Channel Incision Ages to the Rescue: An Improved Age for the Penultimate Earthquake That Ruptured the Carrizo Section of the South- Central San Andreas Fault

A primary step toward assessing the time and size of future earthquakes is identifying earth-quake recurrence patterns in the seismic record. The San Andreas fault (SAF) is one of the most studied active faults in the world. However, there is no unequivocal interpretation of paleoseismic data to determine the timing and rupture extent of the earthquakes that occurred prior to the historical 1857 and 1906 ruptures. The penultimate earthquake is the least well-dated earthquake along the Cholame, Carrizo, and Big Bend sections of the SAF. The main reason for this poor determination is because the past few hundred years have seen large natural fluctuations in atmospheric 14C concentration.
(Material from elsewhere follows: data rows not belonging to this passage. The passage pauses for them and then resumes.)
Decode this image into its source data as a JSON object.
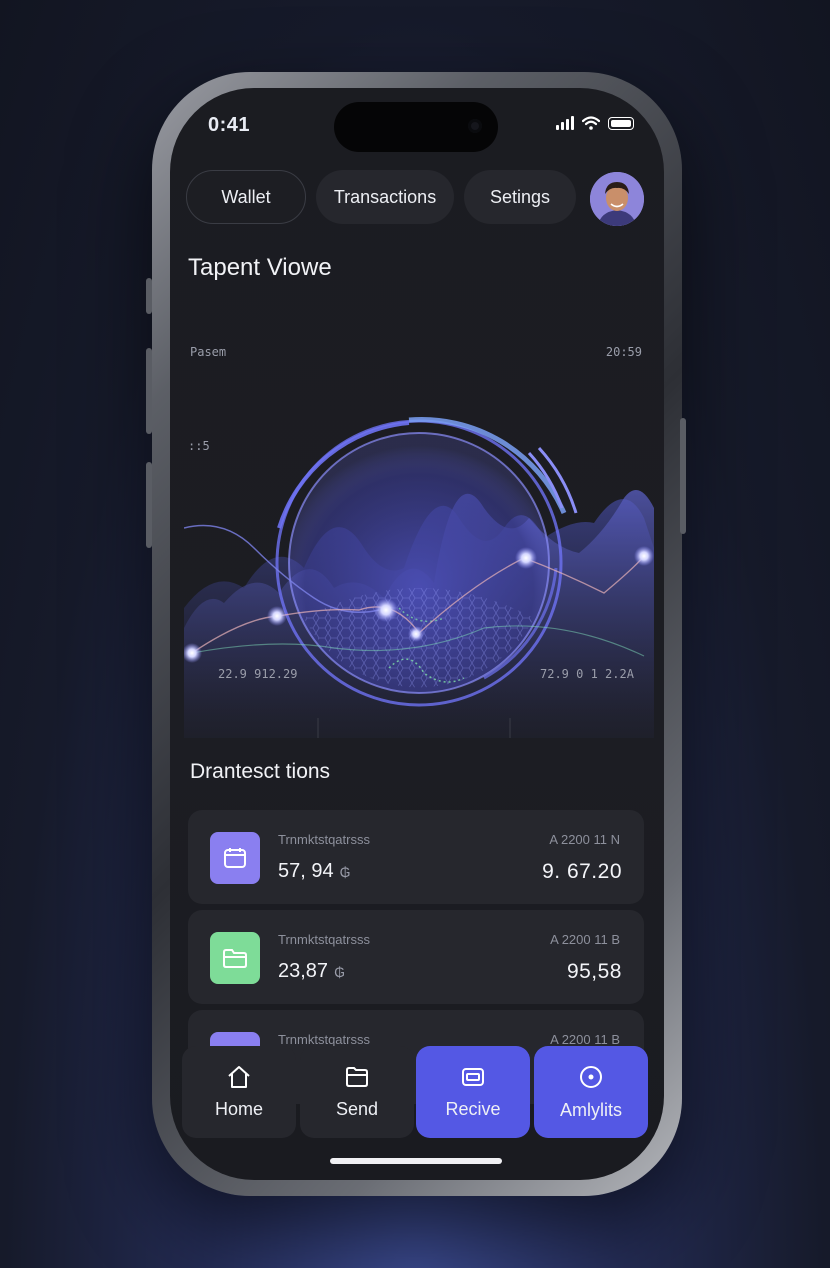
{
  "status_bar": {
    "time": "0:41"
  },
  "top_nav": {
    "tabs": [
      {
        "label": "Wallet",
        "active": true
      },
      {
        "label": "Transactions",
        "active": false
      },
      {
        "label": "Setings",
        "active": false
      }
    ],
    "avatar_icon": "user-avatar"
  },
  "hero": {
    "title": "Tapent Viowe",
    "chart_labels": {
      "top_left": "Pasem",
      "top_right": "20:59",
      "mid_left": "::5",
      "bottom_left": "22.9 912.29",
      "bottom_right": "72.9 0 1 2.2A"
    },
    "accent_color": "#6b6cf0"
  },
  "transactions": {
    "title": "Drantesct tions",
    "items": [
      {
        "label": "Trnmktstqatrsss",
        "amount": "57, 94",
        "currency": "₲",
        "date": "A 2200 11 N",
        "value": "9. 67.20",
        "icon": "calendar-icon",
        "icon_bg": "#8a7ff0"
      },
      {
        "label": "Trnmktstqatrsss",
        "amount": "23,87",
        "currency": "₲",
        "date": "A 2200 11 B",
        "value": "95,58",
        "icon": "folder-icon",
        "icon_bg": "#7edc98"
      },
      {
        "label": "Trnmktstqatrsss",
        "amount": "",
        "currency": "",
        "date": "A 2200 11 B",
        "value": "",
        "icon": "card-icon",
        "icon_bg": "#8a7ff0"
      }
    ]
  },
  "bottom_nav": {
    "tabs": [
      {
        "label": "Home",
        "icon": "home-icon",
        "active": false
      },
      {
        "label": "Send",
        "icon": "folder-icon",
        "active": false
      },
      {
        "label": "Recive",
        "icon": "wallet-icon",
        "active": true
      },
      {
        "label": "Amlylits",
        "icon": "chart-icon",
        "active": true
      }
    ]
  }
}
These fluctuations mean that a single radiocarbon date may yield a calibrated age consisting of several possible age ranges. At sites along frequently rupturing faults with historical ruptures, such as the SAF and the North Anatolian fault in Turkey, determining the incision age of channels displaced only by the most recent earthquake can place a tighter minimum limit on the possible age range of the penultimate earthquake. In our study, we dated five sandy fill units with the post -infra-red infrared-stimulated luminescence method on single feldspar grains of channel Sieh 31 in the Carrizo Plain. The data indicate the channel Sieh 31, offset -6 m during the 1857 earth-quake, incised before-1740 +/- 30 C.E. (1 sigma). This new result trims the age constraint of the penultimate earthquake that ruptured the Carrizo section of the SAF determined at the nearby Bidart Fan site from 1640-1857 to 1631-1745 C.E., tightening the age constraint by nearly 80 yr. The revised mean recurrence interval for surface rupturing earthquakes along the Carrizo section of the south-central SAF is 117 yr (95% confidence interval 62-255 yr). This approach can improve paleoearthquake age and slip-per-earthquake constraints.